Truck restraints prevent several dangerous and potentially tragic dock-area occurrences from happening. Two of these occurrences are early driver departure and trailer creep. Clearly, a driver pulling away from the dock while unloading/loading is still going on creates a huge potential hazard for dock workers.
Dock truck restraints maintains a firm grip on the trailer’s rear portion will prevent a driver from moving his truck prematurely. Trailer creep refers to the gradual, inch-by-inch movement of a trailer away from a dock, with this movement usually caused by the momentum of repeated forklift crossings from the dock onto the truck bed. The firm grip of mechanical
dock restraints prevents this, which can result in the potentially disastrous occurrence of a fork truck, with driver on board, falling forward into the gap created by the trailer creep.
A third potentially injury-causing occurrence that a dock truck restraint, when coupled with the use of a trailer jack stand, can prevent is trailer upending.

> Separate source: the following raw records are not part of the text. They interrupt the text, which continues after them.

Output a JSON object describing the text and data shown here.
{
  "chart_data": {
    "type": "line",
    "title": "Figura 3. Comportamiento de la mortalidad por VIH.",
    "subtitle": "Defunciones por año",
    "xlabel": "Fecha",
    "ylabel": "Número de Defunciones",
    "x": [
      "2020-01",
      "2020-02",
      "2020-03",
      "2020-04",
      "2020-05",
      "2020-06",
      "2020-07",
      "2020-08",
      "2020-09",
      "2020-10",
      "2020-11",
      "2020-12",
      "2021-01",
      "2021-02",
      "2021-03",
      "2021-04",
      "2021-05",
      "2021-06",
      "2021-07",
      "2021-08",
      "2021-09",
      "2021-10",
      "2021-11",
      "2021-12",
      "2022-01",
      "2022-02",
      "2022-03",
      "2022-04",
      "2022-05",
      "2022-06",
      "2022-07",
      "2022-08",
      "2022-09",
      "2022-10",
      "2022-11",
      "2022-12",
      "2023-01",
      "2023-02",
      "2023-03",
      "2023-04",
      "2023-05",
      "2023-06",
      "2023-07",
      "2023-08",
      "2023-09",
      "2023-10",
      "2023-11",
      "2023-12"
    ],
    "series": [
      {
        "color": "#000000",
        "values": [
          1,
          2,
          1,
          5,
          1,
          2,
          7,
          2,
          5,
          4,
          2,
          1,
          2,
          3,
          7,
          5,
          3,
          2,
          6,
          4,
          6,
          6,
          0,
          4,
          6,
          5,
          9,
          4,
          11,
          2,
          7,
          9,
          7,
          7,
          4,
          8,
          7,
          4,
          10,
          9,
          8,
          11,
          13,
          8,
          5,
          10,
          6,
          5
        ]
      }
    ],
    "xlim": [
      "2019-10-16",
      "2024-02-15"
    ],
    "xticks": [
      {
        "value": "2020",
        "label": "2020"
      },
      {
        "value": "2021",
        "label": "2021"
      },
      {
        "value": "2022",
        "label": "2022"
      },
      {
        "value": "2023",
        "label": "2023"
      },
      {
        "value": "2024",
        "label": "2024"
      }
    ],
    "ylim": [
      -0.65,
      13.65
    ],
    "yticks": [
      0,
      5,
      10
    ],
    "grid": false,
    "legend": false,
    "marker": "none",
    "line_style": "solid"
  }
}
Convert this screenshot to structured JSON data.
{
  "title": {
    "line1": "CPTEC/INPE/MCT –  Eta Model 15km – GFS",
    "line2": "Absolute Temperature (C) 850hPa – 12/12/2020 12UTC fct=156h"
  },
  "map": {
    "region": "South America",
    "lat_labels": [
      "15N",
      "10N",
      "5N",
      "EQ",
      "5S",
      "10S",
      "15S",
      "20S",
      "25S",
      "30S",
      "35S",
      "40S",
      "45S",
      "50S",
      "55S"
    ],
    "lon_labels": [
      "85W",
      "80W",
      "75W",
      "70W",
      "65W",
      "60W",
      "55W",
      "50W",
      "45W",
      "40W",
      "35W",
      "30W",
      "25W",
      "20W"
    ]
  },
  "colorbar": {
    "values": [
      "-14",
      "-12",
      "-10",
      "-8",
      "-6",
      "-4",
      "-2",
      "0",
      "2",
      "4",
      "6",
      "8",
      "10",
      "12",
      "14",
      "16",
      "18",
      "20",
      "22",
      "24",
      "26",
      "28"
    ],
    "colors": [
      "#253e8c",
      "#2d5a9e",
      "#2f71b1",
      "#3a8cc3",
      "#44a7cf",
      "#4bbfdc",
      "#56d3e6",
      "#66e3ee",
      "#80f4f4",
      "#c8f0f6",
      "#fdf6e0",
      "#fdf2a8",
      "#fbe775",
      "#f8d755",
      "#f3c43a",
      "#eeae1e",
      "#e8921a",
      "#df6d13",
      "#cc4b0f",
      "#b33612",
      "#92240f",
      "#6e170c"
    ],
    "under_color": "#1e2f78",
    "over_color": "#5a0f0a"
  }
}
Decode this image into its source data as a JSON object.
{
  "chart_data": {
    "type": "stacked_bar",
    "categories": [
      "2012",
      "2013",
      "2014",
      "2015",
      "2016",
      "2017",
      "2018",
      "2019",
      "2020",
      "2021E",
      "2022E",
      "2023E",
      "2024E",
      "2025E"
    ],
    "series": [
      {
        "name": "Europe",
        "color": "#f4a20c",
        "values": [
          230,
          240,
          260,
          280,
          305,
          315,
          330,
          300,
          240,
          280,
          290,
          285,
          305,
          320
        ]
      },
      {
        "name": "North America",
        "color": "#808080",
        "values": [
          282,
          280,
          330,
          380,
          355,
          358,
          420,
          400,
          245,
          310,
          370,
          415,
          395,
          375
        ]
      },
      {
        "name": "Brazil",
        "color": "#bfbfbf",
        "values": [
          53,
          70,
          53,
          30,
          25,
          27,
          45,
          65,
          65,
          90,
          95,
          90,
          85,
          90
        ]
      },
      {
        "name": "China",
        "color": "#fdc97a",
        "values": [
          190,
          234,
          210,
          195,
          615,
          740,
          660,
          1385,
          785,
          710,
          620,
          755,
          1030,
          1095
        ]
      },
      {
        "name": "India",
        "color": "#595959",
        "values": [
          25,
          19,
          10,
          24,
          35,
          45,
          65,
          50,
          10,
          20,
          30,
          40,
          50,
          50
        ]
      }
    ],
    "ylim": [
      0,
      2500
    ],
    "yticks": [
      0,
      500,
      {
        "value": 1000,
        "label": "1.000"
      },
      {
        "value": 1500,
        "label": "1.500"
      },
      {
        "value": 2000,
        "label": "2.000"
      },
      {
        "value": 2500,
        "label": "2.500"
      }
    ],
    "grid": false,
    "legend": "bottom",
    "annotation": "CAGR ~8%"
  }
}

This can occur when the trailer is separated from its rig at the dock area. Resembling a tilted seesaw, trailer upending typically is caused when a heavy load is placed at the trailer’s front end, causing its back end to rise up from the dock platform. If a forklift driver happens to be making a trailer-dock crossing when this occurs, the resulting forklift tipover/fall can cause potentially serious injury. The firm trailer-dock grip maintained by the
dock restraint eliminates the possibility of this occurring. It is the customer’s responsibility to verify correctness of fit for applications.